9. Lessons Learned in Agent Design

Key technical lessons emerged: keep agents stateless to avoid side effects, use structured output formats (like JSON Schema) for compatibility, and always log intermediate steps for debugging. Also, human‑in‑the‑loop validation remains crucial—agents flag potential issues but always allow a researcher to override. Finally, we found that Copilot’s code generation capabilities were essential in writing agent logic, especially when parsing irregular trajectory data.

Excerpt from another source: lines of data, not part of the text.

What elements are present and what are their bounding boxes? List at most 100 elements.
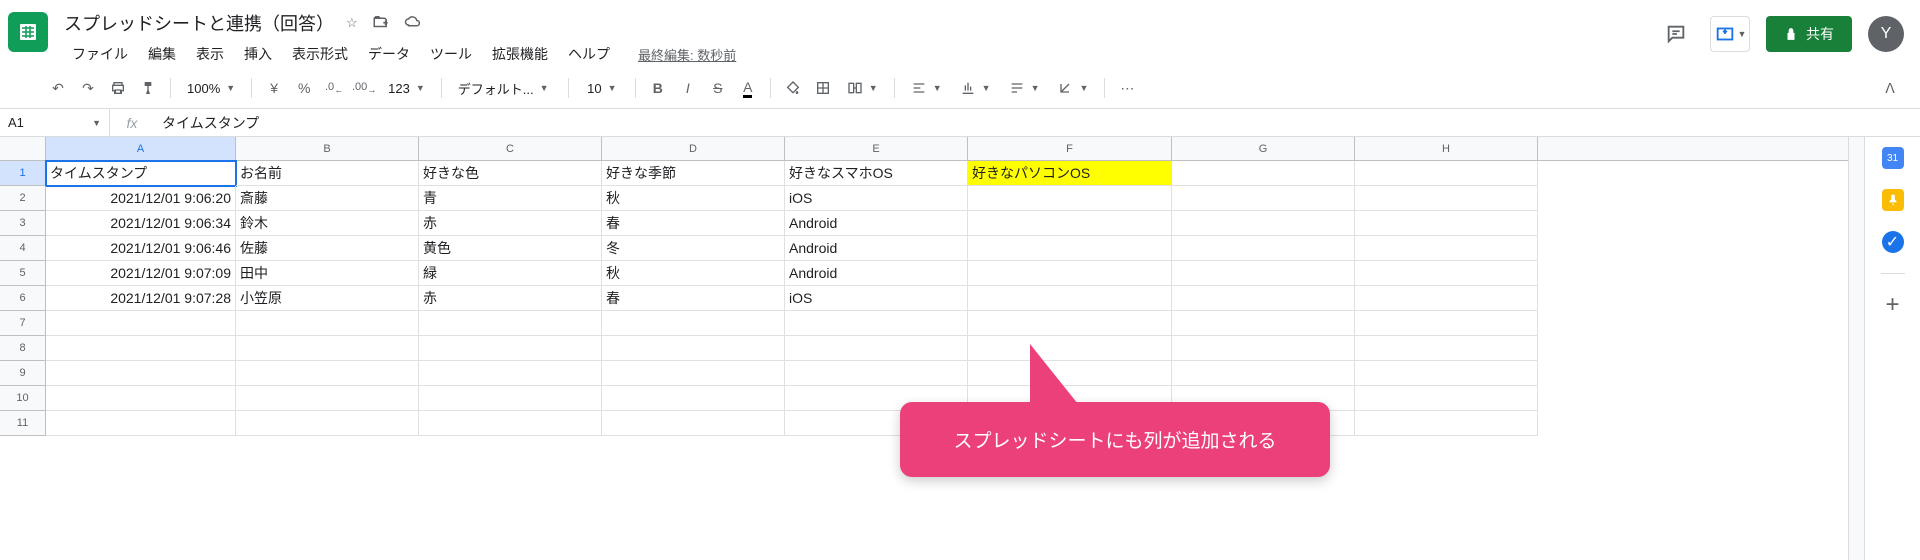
present-button[interactable]: ▼ (1710, 16, 1750, 52)
menu-file[interactable]: ファイル (64, 40, 136, 68)
cell[interactable] (602, 411, 785, 436)
menu-extensions[interactable]: 拡張機能 (484, 40, 556, 68)
borders-icon[interactable] (809, 74, 837, 102)
cell[interactable]: 2021/12/01 9:06:46 (46, 236, 236, 261)
percent-icon[interactable]: % (290, 74, 318, 102)
cell[interactable]: 好きな色 (419, 161, 602, 186)
cell[interactable] (785, 361, 968, 386)
vertical-scrollbar[interactable] (1848, 137, 1864, 560)
cell[interactable] (968, 186, 1172, 211)
cell[interactable] (236, 411, 419, 436)
sheets-logo[interactable] (8, 12, 48, 52)
row-header[interactable]: 2 (0, 186, 46, 211)
row-header[interactable]: 8 (0, 336, 46, 361)
cell[interactable] (602, 361, 785, 386)
currency-icon[interactable]: ¥ (260, 74, 288, 102)
font-size-select[interactable]: 10▼ (577, 74, 627, 102)
bold-icon[interactable]: B (644, 74, 672, 102)
cell[interactable] (46, 336, 236, 361)
cell[interactable] (968, 261, 1172, 286)
cell[interactable]: 冬 (602, 236, 785, 261)
fill-color-icon[interactable] (779, 74, 807, 102)
cell[interactable]: 秋 (602, 261, 785, 286)
cell[interactable]: Android (785, 261, 968, 286)
number-format-select[interactable]: 123▼ (380, 74, 433, 102)
print-icon[interactable] (104, 74, 132, 102)
calendar-icon[interactable]: 31 (1882, 147, 1904, 169)
cell[interactable] (968, 211, 1172, 236)
row-header[interactable]: 3 (0, 211, 46, 236)
inc-decimal-icon[interactable]: .00→ (350, 74, 378, 102)
row-header[interactable]: 11 (0, 411, 46, 436)
cloud-status-icon[interactable] (404, 13, 422, 34)
row-header[interactable]: 10 (0, 386, 46, 411)
cell[interactable]: 小笠原 (236, 286, 419, 311)
menu-tools[interactable]: ツール (422, 40, 480, 68)
cell[interactable]: タイムスタンプ (46, 161, 236, 186)
cell[interactable]: iOS (785, 286, 968, 311)
cell[interactable] (1355, 286, 1538, 311)
cell[interactable] (968, 311, 1172, 336)
zoom-select[interactable]: 100%▼ (179, 74, 243, 102)
column-header[interactable]: B (236, 137, 419, 160)
row-header[interactable]: 5 (0, 261, 46, 286)
redo-icon[interactable]: ↷ (74, 74, 102, 102)
tasks-icon[interactable]: ✓ (1882, 231, 1904, 253)
collapse-toolbar-icon[interactable]: ᐱ (1876, 74, 1904, 102)
grid[interactable]: ABCDEFGH 1タイムスタンプお名前好きな色好きな季節好きなスマホOS好きな… (0, 137, 1848, 560)
cell[interactable] (1355, 386, 1538, 411)
cell[interactable] (1355, 336, 1538, 361)
cell[interactable] (602, 336, 785, 361)
last-edit-link[interactable]: 最終編集: 数秒前 (638, 45, 736, 64)
italic-icon[interactable]: I (674, 74, 702, 102)
cell[interactable] (1172, 211, 1355, 236)
cell[interactable] (419, 411, 602, 436)
text-color-icon[interactable]: A (734, 74, 762, 102)
cell[interactable] (419, 386, 602, 411)
cell[interactable]: 斎藤 (236, 186, 419, 211)
cell[interactable]: 黄色 (419, 236, 602, 261)
cell[interactable] (968, 236, 1172, 261)
paint-format-icon[interactable] (134, 74, 162, 102)
cell[interactable] (236, 361, 419, 386)
cell[interactable]: 赤 (419, 211, 602, 236)
cell[interactable] (46, 361, 236, 386)
menu-insert[interactable]: 挿入 (236, 40, 280, 68)
column-header[interactable]: C (419, 137, 602, 160)
cell[interactable]: 田中 (236, 261, 419, 286)
menu-help[interactable]: ヘルプ (560, 40, 618, 68)
column-header[interactable]: H (1355, 137, 1538, 160)
cell[interactable] (785, 336, 968, 361)
column-header[interactable]: G (1172, 137, 1355, 160)
cell[interactable]: 緑 (419, 261, 602, 286)
cell[interactable] (46, 386, 236, 411)
cell[interactable]: 好きな季節 (602, 161, 785, 186)
row-header[interactable]: 4 (0, 236, 46, 261)
cell[interactable] (785, 311, 968, 336)
cell[interactable] (46, 311, 236, 336)
share-button[interactable]: 共有 (1766, 16, 1852, 52)
document-title[interactable]: スプレッドシートと連携（回答） (64, 10, 334, 36)
row-header[interactable]: 9 (0, 361, 46, 386)
cell[interactable] (1355, 411, 1538, 436)
more-icon[interactable]: ⋯ (1113, 74, 1141, 102)
cell[interactable]: 2021/12/01 9:06:34 (46, 211, 236, 236)
add-addon-icon[interactable]: + (1882, 294, 1904, 316)
column-header[interactable]: E (785, 137, 968, 160)
cell[interactable] (1172, 336, 1355, 361)
cell[interactable] (419, 311, 602, 336)
menu-format[interactable]: 表示形式 (284, 40, 356, 68)
comments-icon[interactable] (1658, 16, 1694, 52)
row-header[interactable]: 6 (0, 286, 46, 311)
cell[interactable]: 青 (419, 186, 602, 211)
cell[interactable] (1355, 161, 1538, 186)
cell[interactable]: iOS (785, 186, 968, 211)
keep-icon[interactable] (1882, 189, 1904, 211)
cell[interactable]: 好きなスマホOS (785, 161, 968, 186)
move-icon[interactable] (372, 13, 390, 34)
cell[interactable]: お名前 (236, 161, 419, 186)
cell[interactable] (1172, 286, 1355, 311)
cell[interactable]: 2021/12/01 9:06:20 (46, 186, 236, 211)
name-box[interactable]: A1▼ (0, 109, 110, 136)
v-align-select[interactable]: ▼ (952, 74, 999, 102)
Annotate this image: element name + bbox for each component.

10. The Future: Scaling Agent‑Driven Science

This project proved that agent‑driven development can automate complex analytical tasks, not just rote ones. We envision expanding eval-agents to support automated experiment design, where agents propose variations in benchmark parameters and run analyses autonomously. The principles of shareability, low‑barrier authoring, and agent‑first contributions can be applied to any data‑intensive science team. The next frontier is making these agents self‑improving—learning from past analyses to refine their own logic.

Conclusion

Automation is a cycle: it frees time, creates new maintenance responsibilities, and ultimately enables deeper work. By applying agent‑driven development to my own role, I not only solved a painful bottleneck but also unlocked a platform for the entire Copilot Applied Science team to innovate. The lessons from eval-agents—focus on shareability, authoring ease, and agent‑centric workflows—are directly transferable to any team wrestling with large‑scale data analysis. If you’re ready to hand over the intellectual toil to agents, start small, use Copilot to accelerate, and watch your role transform.